Нессим закрыл глаза, запер дверь, снял с рычага телефонную трубку и дружески пожал Серапамуну плечо, проходя за спинкой его кресла к себе на место.
«А как иначе, — сказал он. — Говори».
«Твой брат, Наруз».
«Что с ним такое?»
«Нессим, затевая наше коммунальное движение, ты же не собирался начать джихад или еще что-нибудь в этом роде, способное обеспокоить египетское правительство? Нет, конечно. Мы так и думали, и если мы присоединились к тебе, то исключительно потому, что поверили твоим политическим уверениям насчет места под солнцем и более достойного представительства коптской общины в органах власти. — С минуту он курил молча, задумавшись о чем-то. Затем продолжил: — Наш общинный патриотизм ни в коем случае не отменяет иного патриотизма — ведь мы египтяне, не так ли? Мы были рады, когда Наруз стал проповедовать основы нашей веры и национального самосознания, да-да, очень рады, ибо вещи эти должно говорить, должно
«Он это говорил?» — спросил, заикаясь, Нессим, и визитер его мрачно кивнул.
«Да.
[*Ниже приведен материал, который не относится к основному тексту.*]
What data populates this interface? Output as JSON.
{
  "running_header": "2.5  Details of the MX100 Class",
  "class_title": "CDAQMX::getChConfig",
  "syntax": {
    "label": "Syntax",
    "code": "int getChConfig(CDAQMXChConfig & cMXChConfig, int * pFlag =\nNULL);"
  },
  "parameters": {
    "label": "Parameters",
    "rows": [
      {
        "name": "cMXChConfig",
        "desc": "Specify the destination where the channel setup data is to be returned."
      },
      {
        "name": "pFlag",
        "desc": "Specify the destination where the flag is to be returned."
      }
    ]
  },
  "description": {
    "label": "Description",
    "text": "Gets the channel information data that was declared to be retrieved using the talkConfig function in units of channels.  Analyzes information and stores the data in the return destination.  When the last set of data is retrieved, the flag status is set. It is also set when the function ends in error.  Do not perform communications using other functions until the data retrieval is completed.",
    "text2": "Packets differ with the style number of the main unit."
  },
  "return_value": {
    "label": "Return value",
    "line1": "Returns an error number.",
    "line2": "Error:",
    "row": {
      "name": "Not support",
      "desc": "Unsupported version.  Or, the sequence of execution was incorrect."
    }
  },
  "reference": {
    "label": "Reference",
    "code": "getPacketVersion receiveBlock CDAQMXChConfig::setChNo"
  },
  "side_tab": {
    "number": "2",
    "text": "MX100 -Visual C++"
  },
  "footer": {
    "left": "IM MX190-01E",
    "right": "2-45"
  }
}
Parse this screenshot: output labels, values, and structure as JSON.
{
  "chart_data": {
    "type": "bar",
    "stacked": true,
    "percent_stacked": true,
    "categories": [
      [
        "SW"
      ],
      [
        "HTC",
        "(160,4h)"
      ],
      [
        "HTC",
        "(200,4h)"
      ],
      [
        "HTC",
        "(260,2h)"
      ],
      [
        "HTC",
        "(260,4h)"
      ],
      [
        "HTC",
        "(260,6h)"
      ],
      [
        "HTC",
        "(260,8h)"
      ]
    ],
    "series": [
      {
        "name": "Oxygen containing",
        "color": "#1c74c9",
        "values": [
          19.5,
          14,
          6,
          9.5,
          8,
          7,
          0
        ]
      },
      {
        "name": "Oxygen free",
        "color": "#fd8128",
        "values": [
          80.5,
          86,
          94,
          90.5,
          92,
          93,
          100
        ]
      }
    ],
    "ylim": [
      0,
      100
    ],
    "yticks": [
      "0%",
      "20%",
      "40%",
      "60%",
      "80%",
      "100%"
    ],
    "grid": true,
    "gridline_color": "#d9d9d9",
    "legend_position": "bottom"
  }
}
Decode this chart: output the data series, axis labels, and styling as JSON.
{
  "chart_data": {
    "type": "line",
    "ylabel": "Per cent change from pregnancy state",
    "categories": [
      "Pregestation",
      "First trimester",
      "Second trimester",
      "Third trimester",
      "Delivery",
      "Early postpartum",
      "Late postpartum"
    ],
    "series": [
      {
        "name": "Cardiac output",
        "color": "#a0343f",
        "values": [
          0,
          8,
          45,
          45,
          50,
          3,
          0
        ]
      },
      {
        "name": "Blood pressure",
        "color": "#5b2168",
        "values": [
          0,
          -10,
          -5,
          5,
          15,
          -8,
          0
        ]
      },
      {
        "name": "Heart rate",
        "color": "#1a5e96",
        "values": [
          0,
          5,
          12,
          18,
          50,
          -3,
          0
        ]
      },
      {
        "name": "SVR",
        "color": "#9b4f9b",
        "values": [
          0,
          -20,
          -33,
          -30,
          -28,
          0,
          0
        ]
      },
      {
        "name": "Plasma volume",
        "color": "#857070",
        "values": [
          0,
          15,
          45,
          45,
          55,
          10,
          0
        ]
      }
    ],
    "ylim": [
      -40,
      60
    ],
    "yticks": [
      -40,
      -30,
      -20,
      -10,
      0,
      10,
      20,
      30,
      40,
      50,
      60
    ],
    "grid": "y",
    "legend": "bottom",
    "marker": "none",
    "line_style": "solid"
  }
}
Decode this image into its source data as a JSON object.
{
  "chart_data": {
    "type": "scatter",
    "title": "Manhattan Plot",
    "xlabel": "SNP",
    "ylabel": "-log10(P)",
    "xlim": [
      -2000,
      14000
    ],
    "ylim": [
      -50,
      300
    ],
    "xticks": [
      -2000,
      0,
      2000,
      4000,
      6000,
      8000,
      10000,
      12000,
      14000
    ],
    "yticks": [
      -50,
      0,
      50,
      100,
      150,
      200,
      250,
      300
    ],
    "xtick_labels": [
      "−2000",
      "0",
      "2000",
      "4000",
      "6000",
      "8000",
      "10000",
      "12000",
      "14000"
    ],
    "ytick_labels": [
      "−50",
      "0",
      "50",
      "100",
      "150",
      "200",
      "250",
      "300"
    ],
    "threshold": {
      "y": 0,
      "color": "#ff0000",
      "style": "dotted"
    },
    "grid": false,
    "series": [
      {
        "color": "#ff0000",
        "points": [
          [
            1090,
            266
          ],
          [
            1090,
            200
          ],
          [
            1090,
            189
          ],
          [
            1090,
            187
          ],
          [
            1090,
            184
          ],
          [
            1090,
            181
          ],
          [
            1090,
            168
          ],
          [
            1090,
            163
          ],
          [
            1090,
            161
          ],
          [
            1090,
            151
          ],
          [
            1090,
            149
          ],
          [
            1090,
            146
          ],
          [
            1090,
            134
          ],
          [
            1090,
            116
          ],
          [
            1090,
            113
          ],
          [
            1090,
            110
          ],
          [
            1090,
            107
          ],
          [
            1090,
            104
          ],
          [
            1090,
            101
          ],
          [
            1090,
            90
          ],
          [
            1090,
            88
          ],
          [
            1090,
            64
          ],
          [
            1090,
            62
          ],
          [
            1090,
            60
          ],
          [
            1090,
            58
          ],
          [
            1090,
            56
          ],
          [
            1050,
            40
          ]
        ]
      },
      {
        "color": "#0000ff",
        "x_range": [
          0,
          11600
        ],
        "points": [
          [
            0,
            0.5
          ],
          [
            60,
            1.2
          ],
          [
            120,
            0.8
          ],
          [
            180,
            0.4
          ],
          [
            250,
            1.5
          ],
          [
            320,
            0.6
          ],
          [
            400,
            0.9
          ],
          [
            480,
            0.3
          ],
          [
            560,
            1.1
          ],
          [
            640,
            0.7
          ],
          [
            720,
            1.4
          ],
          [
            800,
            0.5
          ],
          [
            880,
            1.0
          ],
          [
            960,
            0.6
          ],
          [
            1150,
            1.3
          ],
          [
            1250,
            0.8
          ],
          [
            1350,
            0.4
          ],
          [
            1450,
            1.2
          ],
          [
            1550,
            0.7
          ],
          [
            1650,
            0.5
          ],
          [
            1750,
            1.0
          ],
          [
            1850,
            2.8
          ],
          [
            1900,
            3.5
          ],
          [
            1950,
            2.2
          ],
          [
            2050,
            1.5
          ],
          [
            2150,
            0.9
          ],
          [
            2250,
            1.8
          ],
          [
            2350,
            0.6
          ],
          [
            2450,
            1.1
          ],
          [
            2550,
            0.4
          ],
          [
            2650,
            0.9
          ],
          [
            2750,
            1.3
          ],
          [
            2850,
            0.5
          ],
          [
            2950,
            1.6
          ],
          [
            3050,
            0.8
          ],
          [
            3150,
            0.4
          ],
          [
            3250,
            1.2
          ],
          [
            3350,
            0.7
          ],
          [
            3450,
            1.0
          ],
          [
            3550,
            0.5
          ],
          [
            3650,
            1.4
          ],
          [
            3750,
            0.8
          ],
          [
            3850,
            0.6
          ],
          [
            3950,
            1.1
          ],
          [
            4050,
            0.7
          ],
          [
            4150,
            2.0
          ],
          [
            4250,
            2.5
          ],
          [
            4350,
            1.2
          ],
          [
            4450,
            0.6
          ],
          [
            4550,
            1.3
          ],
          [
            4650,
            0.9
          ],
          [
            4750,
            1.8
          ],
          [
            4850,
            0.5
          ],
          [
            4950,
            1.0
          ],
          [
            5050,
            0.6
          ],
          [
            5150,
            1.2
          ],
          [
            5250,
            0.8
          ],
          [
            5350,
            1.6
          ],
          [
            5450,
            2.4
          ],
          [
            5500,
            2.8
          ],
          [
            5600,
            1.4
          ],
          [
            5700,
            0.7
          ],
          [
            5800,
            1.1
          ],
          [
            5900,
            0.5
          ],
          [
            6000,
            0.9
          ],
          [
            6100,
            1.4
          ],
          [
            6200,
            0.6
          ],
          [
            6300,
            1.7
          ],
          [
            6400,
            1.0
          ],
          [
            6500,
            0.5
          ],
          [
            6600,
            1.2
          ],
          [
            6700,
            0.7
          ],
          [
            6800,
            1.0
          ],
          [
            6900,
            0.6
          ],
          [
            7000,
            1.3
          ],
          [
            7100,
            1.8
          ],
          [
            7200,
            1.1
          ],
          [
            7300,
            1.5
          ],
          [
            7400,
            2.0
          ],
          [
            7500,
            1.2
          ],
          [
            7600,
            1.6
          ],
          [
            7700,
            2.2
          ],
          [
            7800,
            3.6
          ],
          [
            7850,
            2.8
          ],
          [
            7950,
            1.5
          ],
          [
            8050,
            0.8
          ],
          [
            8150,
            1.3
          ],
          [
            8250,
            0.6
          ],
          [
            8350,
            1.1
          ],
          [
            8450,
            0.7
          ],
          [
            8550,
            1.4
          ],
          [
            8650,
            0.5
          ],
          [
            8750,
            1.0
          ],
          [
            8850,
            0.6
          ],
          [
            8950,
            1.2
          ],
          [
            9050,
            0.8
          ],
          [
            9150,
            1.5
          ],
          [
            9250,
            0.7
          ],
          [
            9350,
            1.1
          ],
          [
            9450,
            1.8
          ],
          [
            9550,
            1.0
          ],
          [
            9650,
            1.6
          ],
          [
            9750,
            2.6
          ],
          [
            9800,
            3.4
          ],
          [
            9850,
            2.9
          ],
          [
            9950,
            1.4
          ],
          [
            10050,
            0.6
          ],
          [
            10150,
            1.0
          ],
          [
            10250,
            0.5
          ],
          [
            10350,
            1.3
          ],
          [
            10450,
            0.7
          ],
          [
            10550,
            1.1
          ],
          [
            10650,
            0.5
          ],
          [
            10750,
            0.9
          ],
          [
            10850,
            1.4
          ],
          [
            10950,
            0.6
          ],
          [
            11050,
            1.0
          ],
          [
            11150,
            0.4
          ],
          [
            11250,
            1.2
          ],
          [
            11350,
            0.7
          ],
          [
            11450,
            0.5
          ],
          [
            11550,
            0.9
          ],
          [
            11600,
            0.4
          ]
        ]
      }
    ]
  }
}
Слава Всевышнему, мы все еще встречаемся тайно. В последний раз он стал бредить, как какой-нибудь мелбуз [88] и кричал, что, если это потребуется для достижения наших целей, он вооружит бедуинов. Ты можешь как-нибудь его унять?»
Нессим облизнул сухие губы.
«Я и знать ничего не знал», — сказал он.
«Мы очень озабочены судьбою самого движения, подобные проповеди ему не на пользу. Мы рассчитываем на тебя, сделай что можешь. Его, дорогой мой Нессим, нужно унять или, по крайней мере, заставить разобраться в истинных наших намерениях. Он слишком часто встречается с Таор — он постоянно с ней в пустыне. Не думаю, чтобы у нее водились хоть какие-то политические идеи, но вот религиозной экзальтацией он каждый раз подзаряжается надолго. Он говорил о ней сам, говорил, что они часами простаивают на коленях в песке под палящим солнцем и молятся вместе. „Мне теперь являются ее видения, а ей — мои“. Так он сказал. А еще он стал очень много пить. Все это требует внимания, причем внимания самого неотложного».
«Я встречусь с ним немедленно», — сказал тогда Нессим, и теперь, глядя в темные, спокойные глаза Жюстин, — он знал, что она много сильнее, чем сам он, — повторял эту фразу тихо, пробуя ее на звук, как пробуют на прочность лезвие ножа. Он все откладывал эту встречу, предлог находился всегда, хотя и знал, что рано или поздно ехать придется, придется заново утверждать свою власть над Нарузом — и не над тем Нарузом… что был ему знаком.
А тут еще вмешался, и так неуклюже, Персуорден, смешав в одну кучу предательство и смерть, чтобы добавить и это к тому грузу, что уже давил ему на плечи, проблемы, о которых Наруз ровным счетом ничего не знал, хотя воспаленный ум его шел, оказывается, параллельным курсом, и тоже — отсюда и в вечность… У него появилось такое чувство, словно обстоятельства сомкнулись над ним, словно он задыхается под весом забот, им же самим изобретенных. Так внезапно все переменилось — буквально в несколько недель… Беспомощность, как вьюнок, ползла по его душе, и любое решение отныне было продиктовано не собственной его волей, но рождалось в качестве ответа на давление извне исторической необходимости, в которой он увяз, как в зыбучем песке.